Mr. McNulty: I cannot assure my hon. Friend that they will be part of the working group, but I can assure

Column Number: 167

him that we want the broadest possible consultation with those who may be involved in street works or permit schemes. Part of the reason for our success in bringing people on board through the working group is that many people in the field know those innovative companies and can bring them on board. Clearly, however, consultation with those most directly involved will need to be as extensive as possible.

Mr. Chope: I hear what the Minister says, and I beg to ask leave to withdraw the amendment.

Amendment, by leave, withdrawn.

Clause 36 ordered to stand part of the Bill.

Clause 37

Crown application

Mr. Wilshire: I beg to move amendment No. 186, in

    page 17, line 7, leave out subsection (2).

Crown immunity is a matter of some fascination to me, and we could debate it at great length, but another occasion would probably be more appropriate. I realise that it is a sensitive issue, and that all sorts of provisions in Standing Orders and ''Erskine May'' relate to discussing the Crown. That is why I did not table an amendment to subsection (1), and I am sure that Her Majesty will be pleased no end to note that she is entirely free to pop out of Buckingham Palace to dig up the Mall with a pick and shovel.

Subsection (2), however, raises a substantial question, and I suspect that the answer will be highly technical or, indeed, lost in the mists of time and Crown immunity. Subsection (1) says:

    ''This Part and any provisions made under it bind the Crown''.
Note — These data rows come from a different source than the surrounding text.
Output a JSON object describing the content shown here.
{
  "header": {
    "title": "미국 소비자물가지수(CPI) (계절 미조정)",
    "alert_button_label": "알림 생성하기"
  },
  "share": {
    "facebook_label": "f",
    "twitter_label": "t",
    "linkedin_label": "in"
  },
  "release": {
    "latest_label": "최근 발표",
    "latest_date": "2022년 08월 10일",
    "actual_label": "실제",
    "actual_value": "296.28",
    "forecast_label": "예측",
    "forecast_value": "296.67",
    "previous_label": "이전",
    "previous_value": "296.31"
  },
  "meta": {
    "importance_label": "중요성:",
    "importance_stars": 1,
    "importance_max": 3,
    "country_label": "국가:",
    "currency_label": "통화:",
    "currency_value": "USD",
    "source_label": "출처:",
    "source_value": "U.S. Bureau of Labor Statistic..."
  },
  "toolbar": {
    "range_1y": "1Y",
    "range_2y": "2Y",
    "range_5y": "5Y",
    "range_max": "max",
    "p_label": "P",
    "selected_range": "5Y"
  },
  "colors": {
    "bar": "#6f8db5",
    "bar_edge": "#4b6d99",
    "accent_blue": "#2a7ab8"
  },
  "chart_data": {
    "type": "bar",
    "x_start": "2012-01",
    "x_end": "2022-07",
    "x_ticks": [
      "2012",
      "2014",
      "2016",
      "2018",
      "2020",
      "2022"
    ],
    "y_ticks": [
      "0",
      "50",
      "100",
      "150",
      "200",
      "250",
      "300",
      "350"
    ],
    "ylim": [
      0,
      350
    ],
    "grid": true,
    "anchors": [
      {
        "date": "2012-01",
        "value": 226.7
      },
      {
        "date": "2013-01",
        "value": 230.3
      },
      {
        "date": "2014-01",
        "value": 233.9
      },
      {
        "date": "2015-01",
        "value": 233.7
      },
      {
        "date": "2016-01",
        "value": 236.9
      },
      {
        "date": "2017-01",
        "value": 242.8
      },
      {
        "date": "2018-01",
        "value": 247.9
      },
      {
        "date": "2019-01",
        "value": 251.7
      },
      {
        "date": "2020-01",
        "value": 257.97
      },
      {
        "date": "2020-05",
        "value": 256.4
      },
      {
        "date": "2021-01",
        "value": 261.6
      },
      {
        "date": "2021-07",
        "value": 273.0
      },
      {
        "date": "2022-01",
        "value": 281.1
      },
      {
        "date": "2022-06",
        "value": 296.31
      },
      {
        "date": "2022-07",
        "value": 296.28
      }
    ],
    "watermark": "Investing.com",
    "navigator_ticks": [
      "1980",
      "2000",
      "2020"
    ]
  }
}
It seems strange, therefore, that subsection (2) should say:

    ''Nothing in subsection (1) is to be construed as authorising the bringing of proceedings for a criminal offence against a person acting on behalf of the Crown.''

We have debated criminal sanctions and criminality in relation to statutory undertakers and others who dig up roads, but we are now being told that someone who does so on behalf of the Crown cannot be considered to have committed a criminal offence, even though the provisions apply to the Crown. We are discussing not the Queen herself, because she is specifically and personally exempted, but Crown employees. If the provisions apply to them, why can they not be treated in the same way as every other citizen of this country? If they committed an offence, they would be as much of a criminal as you or I would be in those circumstances, Miss Begg.